From an article in the Times we learn today that President Trump importuned his Ambassador to the United Kingdom to get the UK government to hold the British Open at his struggling Golf Resort in Turnberry, Scotland. It is hardly the worst act of corruption or criminality by this President or those who work for him over the last three and a half years. It is most notable for the sheer casual brazenness of the President’s corruption and the fact that we are only hearing about it two and a half years later. It wasn’t a secret. Numerous diplomatic staffers at the US Embassy knew about it. It was reported back to State Department. It was apparently part of an Inspector General’s review that has never been released.
It reminds of us what most of us already suspect, which is that the President’s corruption is vast, both political and venal. It has touched every sinew of the President’s administration and the great majority of it almost certainly remains unknown. For all the administration’s notorious leaking, remember that it took one CIA whistleblower to inform us about the President’s plot to use military to aid to coerce a foreign leader to help sabotage an American Presidential campaign. Except for the decision of that one anonymous individual we would still not know any of it had happened. All of the President’s appointees cover for him, even those who know his actions are wrong and say they deplore them yet keep his secrets.
As the middling example of this golf resort corruption makes clear these corrupt acts now likely litter our bilateral relationships with numerous foreign governments. Standing policies now likely rest on or were influenced by such corruption. They are like so many landmines across the landscape of America’s relationship with the rest of the world.
We simply cannot move forward as a society or a political system without a thorough accounting of the totality of what happened during this unparalleled era of lawlessness, corruption and mis-governance. This does not mean Trump and Trumpism are an aberration or historical accident. Indeed, Trumpism has deep roots in American political culture and grows out of the last twenty-plus years of trajectory of the Republican party. But this makes an accounting more necessary not less.
I wrote about this at length a few weeks ago. Then I made the point prosecutions frequently work at cross purposes with disclosure and full accounting for public wrongs and that a full accounting of what has happened is more important than judicial punishment for individual wrongdoers. Accounting should be the first priority and we should pursue it even at the expense of criminal prosecutions.
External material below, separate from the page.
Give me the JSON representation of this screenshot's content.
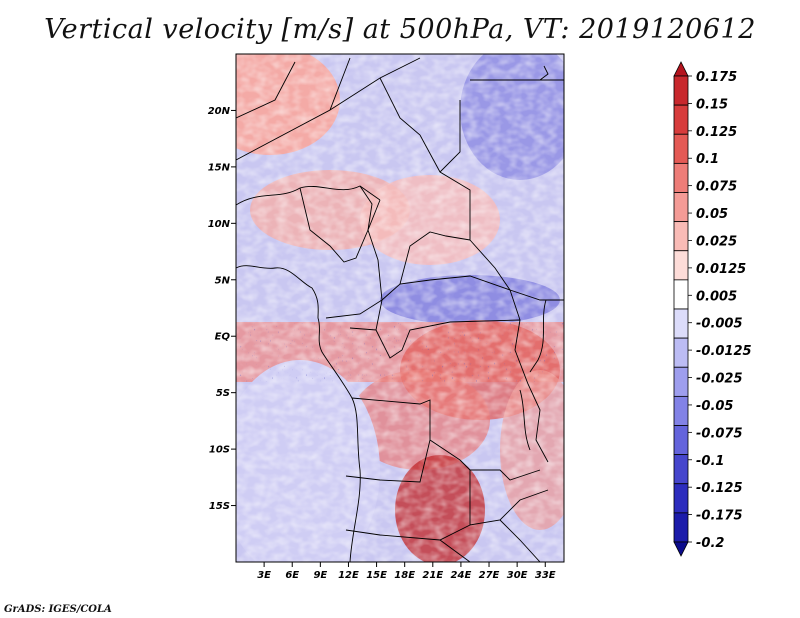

This is logical from a number of perspectives, not least of which is that you can’t really decide how to deal with something before you even know what the something is. And the reality is that so much remains hidden that we don’t really know even what’s happened.
The corruption of the Trump era also involves numerous acts of corruption and mis-governance which are simply not statutory crimes. As Warren Hastings wrote more than two centuries ago, “The only redress for a fraud for which the law had made no provisions is the exposure of it.”
What is critical now is that people be getting Vice President Biden and leading congressional Democrats on the record now to commit to such a process if Biden is elected and becomes President in January. If that happens Biden and congressional Democrats will face a daunting range of problems ranging from an ongoing public health crisis to a shattered economy to a globe destabilized by the xenophobia and militant nonsense of Trumpism. They will also face Republicans newly fixated on austerity and wrongfooting the new administration at every turn. Anything not committed to in advance will fall by the wayside.
This doesn’t mean a criminal investigative process. That both defeats the focus on accountability and disclosure in many cases and involves choices that are premature to entertain and appropriately left to prosecutors. It means an audit. Getting the facts on the table. Disclosure and thorough accounting. The executive branch needs an audit to move forward and Joe Biden and all top Democrats need to commit to it.